Quantum sensors have the potential to replace existing sensors in many applications, including locating and monitoring oil, gas, and mineral deposits; surveying construction sites; and detecting the slightest environmental, seismic, or weather changes. In the transportation sector, quantum sensors promise to dramatically improve precise navigation and positioning systems. For example, Airbus is exploring the use of quantum sensors to more accurately measure attributes such as frequency, acceleration, rotation rates, electric and magnetic fields, and temperature to improve its navigation systems.28
In the medical field, quantum sensors likely will be used to analyze temperature, heart rate, and other vital signs and to advance the accuracy of magnetic resonance imaging, furthering the ability to track the progress of cancer treatments and diagnose and monitor such degenerative diseases as multiple sclerosis.
Quantum sensors are available today for limited production use cases; their availability and capability likely will grow dramatically within five to 10 years.29
Scientists have been musing about quantum technology for decades, and quantum dynamics is fraught with obstacles. But quantum technologies are gaining momentum and are expected to migrate from research labs to real-world commercial environments within this decade.30 And in terms of potential scale and impact, quantum technologies have much in common with cloud computing. A wait-and-see attitude could cause organizations to miss critical opportunities to test and experiment with the technology while their competitors gain ground.
We encourage a more strategic approach, heavily seasoned with pragmatism.

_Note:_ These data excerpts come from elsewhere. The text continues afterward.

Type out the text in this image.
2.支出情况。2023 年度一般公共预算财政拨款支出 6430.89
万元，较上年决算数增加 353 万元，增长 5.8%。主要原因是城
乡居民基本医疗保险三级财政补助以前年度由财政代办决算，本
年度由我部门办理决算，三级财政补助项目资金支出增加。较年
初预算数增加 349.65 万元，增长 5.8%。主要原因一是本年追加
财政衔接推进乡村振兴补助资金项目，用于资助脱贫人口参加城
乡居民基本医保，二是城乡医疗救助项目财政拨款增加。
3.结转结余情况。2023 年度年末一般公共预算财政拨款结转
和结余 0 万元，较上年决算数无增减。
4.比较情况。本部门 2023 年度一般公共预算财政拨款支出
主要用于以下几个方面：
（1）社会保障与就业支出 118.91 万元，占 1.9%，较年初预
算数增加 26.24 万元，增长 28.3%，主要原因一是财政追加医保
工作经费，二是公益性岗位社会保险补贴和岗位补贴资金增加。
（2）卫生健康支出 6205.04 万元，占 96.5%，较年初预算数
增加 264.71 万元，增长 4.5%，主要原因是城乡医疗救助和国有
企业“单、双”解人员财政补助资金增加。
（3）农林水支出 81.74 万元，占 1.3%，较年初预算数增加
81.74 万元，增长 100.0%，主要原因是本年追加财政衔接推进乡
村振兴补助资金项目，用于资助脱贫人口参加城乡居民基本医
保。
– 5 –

- Understand industry impact. Learn about quantum’s potential repercussions in your industry. What complex problems could quantum help you solve? Be aware of important technology developments and pay attention to how others in your field are investing in and experimenting with quantum technologies.
- Develop a strategy. Bring together existing talent with the appropriate skills and knowledge to develop a quantum strategy. Even if the strategy is to take no immediate action, determine a trigger event—such as a competitive or technology development—that will serve as a prompt for further quantum investments and exploration. Decide who will lead the quantum charge when it’s time to engage.
- Monitor technology and industry developments. Refine your strategy as events warrant and don’t let your stated trigger event pass by without taking the appropriate action.
- Improve your crypto-agility. Come up with a plan for addressing the security implications of quantum computing and make headway in improving your organization’s crypto-agility.
Although quantum technologies are in their infancy, their potential impact on industries and businesses is too great to ignore. Respect the risk of falling behind and be proactive in preparing for the quantum future.